In the opposite corner are St Flannan’s. Back in the decider after 13 years away, the famed Ennis nursery is bidding to consolidate its place at the top of the roll of honour by capturing title number 22.
Saturday (12pm in Mallow) isn’t the first time Wall faces into a Harty Cup final against the boys from Ennis.
The Glen Rovers clubman was part of the North Mon side which scored a 5-6 to 1-7 victory over Flannan’s in the 1985 decider at Charleville and had graduated to the Mon's management set-up when that result was reversed in 1991.
Wall joined the teaching staff at Christians shortly after, but it wasn’t until 2014 - by which point he had put down 10 years coaching rugby at U15 McCarthy Cup level - that he became properly immersed in hurling in the school.
“Then principal Dr Larry Jordan approached me one day in the corridor about it. It just fascinated me, the idea of making a real go at hurling in the school,” Wall recalls. “At the time, we had guys like Robbie O'Flynn, Billy Hennessy, Michael O'Halloran, Robert Downey, and Tommy O'Connell in first, second, and third year. You knew there was a lot of talent coming through. It made perfect sense to give it a go. The timing was right."
Christians went all the way to the B final during their first year back at Munster senior level. That campaign prompted the decision to step up to Harty for the 2015/16 season. And from there, they haven't looked back.
From beaten quarter-finalists in 2016 and 2017, to reaching the last four in 2018, Saturday marks their second consecutive final appearance.
Among those who have driven this hurling renaissance, vice-principal Donal O’Mahony included, the goal has never been to challenge for sporting supremacy at a school which has won rugby's Munster Senior Cup on 30 occasions. Rather, there was a collective desire to further cater for the pupils who simply have no interest in throwing around the oval ball. On that front, they’re doing a damn fine job.
“We have to recognise Christians will always be a traditional rugby school,” Wall continues.
“The purpose of taking the step forward in hurling was that we had a lot of lads who didn't play rugby and we were looking to provide alternatives for them. You do take enormous pride in what has been done. It is a Cinderella story. We haven't quite got the ending yet.
“Most hurling people have embraced the progress we have made and the reasons we are doing it. I think people are very happy to see us bringing Cork colleges hurling forward and helping to produce hurlers for Cork, which is the ultimate goal.”
Joint-coach, alongside Wall, is Wexford native Traolach Martin. As to how CBC has become such a force on the hurling stage in such a short space of time, Martin offers this rationale. “Everything that is done in the school, be it academics, hurling, or rugby, is done well. So if you are going to do something, you try to do it to the highest standard possible. If you put your hand to something in this school, there are no shortcuts and you do it as best as can be done. You can see the results of that with this team.”

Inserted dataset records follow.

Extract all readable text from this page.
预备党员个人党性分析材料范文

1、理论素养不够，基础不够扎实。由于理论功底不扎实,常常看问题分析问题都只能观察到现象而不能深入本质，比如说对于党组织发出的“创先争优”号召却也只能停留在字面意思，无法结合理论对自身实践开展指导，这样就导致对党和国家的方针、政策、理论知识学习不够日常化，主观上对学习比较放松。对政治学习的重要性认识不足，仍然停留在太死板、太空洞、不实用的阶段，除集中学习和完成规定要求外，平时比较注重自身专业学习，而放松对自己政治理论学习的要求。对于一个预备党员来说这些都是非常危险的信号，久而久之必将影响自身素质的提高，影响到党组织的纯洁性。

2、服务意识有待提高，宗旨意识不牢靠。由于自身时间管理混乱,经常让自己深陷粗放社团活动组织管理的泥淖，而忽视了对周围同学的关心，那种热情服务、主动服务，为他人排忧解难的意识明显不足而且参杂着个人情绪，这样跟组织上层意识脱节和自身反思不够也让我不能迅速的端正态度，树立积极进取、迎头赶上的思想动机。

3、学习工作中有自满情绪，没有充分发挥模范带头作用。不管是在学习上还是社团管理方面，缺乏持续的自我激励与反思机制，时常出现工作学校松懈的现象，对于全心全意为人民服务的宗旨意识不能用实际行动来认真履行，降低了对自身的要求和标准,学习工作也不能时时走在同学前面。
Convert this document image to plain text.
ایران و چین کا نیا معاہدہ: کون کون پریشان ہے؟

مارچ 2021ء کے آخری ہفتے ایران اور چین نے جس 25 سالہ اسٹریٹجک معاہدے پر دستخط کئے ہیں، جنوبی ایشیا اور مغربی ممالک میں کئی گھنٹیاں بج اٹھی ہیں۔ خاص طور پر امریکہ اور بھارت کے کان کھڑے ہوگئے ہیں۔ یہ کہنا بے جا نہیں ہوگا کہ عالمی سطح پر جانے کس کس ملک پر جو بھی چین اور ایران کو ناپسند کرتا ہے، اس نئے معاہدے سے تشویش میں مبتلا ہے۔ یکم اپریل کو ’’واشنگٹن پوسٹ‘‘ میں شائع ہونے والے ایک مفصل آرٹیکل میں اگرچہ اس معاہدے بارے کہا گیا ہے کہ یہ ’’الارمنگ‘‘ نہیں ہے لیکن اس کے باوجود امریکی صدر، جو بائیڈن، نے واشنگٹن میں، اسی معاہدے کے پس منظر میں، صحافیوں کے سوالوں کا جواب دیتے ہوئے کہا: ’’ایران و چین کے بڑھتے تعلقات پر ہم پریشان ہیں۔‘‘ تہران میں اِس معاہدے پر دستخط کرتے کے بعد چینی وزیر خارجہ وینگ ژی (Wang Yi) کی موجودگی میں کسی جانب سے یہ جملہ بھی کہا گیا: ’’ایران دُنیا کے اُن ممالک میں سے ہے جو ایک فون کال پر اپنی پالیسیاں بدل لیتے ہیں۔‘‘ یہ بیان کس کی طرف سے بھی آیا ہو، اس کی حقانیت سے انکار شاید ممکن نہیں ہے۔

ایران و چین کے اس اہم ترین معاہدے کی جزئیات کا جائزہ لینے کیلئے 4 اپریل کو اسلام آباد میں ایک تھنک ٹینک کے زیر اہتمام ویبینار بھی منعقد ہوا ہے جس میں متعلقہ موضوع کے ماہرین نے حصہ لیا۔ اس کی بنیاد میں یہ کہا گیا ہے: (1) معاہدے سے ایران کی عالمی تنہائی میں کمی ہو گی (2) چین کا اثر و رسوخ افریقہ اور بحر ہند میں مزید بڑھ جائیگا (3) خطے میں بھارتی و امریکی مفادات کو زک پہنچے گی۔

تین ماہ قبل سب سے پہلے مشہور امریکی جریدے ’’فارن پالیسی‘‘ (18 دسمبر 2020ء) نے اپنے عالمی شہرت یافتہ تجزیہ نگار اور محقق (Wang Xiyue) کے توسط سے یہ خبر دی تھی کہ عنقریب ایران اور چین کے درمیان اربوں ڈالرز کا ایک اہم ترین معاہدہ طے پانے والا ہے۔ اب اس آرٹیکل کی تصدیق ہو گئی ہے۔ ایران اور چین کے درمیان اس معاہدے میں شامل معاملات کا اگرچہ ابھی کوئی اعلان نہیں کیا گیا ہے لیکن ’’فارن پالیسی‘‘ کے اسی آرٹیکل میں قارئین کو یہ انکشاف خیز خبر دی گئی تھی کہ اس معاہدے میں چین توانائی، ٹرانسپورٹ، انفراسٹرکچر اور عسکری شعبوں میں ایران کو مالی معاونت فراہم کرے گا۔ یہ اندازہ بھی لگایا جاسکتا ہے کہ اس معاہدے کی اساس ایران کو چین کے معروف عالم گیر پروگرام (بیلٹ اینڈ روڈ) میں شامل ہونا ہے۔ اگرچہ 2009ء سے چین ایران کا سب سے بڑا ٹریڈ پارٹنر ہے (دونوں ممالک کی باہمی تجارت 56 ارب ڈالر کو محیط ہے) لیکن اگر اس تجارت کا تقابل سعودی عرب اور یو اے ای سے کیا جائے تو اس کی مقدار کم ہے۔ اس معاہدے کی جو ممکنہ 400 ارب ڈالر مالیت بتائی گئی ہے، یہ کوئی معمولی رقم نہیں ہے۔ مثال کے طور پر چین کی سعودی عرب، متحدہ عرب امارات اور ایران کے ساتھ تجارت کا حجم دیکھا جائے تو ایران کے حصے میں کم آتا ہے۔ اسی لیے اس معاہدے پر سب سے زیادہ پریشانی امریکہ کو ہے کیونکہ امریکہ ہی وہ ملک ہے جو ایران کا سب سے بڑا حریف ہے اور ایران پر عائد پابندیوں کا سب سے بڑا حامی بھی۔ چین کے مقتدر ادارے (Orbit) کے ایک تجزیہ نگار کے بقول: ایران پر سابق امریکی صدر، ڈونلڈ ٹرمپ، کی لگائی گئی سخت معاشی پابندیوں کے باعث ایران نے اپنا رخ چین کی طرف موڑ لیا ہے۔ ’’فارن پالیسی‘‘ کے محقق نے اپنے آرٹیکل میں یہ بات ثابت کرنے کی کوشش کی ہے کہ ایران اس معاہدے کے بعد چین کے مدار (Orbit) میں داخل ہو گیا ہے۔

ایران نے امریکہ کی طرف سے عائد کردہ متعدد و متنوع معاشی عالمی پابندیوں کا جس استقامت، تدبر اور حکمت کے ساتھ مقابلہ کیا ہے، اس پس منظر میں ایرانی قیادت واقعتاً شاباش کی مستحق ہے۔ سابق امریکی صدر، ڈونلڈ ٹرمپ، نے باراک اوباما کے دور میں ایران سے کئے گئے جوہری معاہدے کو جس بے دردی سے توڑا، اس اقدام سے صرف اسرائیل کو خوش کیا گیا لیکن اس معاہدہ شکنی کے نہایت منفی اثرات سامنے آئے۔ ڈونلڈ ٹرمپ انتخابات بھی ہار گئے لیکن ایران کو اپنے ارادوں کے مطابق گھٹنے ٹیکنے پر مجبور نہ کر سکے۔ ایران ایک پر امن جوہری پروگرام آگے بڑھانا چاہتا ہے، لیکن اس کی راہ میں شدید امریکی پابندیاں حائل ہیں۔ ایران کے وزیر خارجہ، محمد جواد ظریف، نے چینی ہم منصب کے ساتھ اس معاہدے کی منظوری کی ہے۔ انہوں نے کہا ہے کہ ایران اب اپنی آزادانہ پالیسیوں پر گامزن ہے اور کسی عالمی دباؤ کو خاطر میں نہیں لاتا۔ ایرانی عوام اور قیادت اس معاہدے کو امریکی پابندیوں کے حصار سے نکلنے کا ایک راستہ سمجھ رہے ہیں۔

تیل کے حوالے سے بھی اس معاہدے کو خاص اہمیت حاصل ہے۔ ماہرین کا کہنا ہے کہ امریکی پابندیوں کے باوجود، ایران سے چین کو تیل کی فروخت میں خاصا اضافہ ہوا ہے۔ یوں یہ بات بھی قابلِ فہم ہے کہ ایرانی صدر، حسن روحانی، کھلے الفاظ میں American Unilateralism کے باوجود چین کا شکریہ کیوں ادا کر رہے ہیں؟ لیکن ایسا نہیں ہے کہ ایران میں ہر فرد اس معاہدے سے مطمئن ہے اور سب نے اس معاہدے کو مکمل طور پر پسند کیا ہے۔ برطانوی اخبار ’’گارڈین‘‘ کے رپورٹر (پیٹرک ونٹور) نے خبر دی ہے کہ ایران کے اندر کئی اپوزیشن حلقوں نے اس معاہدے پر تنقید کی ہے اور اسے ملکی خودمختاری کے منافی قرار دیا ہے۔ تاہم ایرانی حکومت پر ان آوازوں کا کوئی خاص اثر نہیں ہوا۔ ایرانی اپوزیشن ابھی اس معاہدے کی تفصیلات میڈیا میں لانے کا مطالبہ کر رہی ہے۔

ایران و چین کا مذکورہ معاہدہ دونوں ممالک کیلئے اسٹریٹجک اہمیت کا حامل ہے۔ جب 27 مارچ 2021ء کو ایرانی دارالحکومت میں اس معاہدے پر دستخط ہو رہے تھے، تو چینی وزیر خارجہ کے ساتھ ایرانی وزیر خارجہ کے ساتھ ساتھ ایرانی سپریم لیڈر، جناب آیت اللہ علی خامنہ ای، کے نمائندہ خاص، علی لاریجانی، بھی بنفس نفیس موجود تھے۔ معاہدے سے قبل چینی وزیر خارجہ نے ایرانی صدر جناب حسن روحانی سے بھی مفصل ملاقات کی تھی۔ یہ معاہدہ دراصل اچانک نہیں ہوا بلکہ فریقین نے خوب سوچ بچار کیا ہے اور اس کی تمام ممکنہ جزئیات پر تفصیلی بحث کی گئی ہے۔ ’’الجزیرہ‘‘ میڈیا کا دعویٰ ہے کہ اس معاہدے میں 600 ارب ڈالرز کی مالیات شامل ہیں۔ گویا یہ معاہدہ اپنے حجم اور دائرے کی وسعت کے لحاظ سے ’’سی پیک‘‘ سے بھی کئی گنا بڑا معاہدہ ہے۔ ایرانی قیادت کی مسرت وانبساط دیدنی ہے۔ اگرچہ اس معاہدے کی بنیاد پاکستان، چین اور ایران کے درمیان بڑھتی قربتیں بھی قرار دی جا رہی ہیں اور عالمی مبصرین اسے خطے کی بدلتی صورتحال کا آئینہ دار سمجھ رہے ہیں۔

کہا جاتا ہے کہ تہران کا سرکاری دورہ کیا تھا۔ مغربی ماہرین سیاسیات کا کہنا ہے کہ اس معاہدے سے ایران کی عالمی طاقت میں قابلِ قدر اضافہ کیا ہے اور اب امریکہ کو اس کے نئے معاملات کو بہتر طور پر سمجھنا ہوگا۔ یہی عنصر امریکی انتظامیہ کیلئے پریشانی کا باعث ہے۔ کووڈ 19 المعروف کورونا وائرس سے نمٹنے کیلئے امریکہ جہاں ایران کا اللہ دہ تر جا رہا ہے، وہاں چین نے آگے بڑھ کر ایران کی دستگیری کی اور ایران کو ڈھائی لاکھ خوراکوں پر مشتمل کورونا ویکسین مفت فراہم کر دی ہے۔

Wall, similarly, was not expecting to be back in the decider so soon.
“We had lost 11 of last year’s starting team. We knew the lads were good, but we felt we might be a bit young. To be honest, if you had told me at the start of the year that we'd be back in a Harty final, I'd probably have laughed at you," the manager admits. But here they are, an hour away from the title. Now for their Cinderella ending.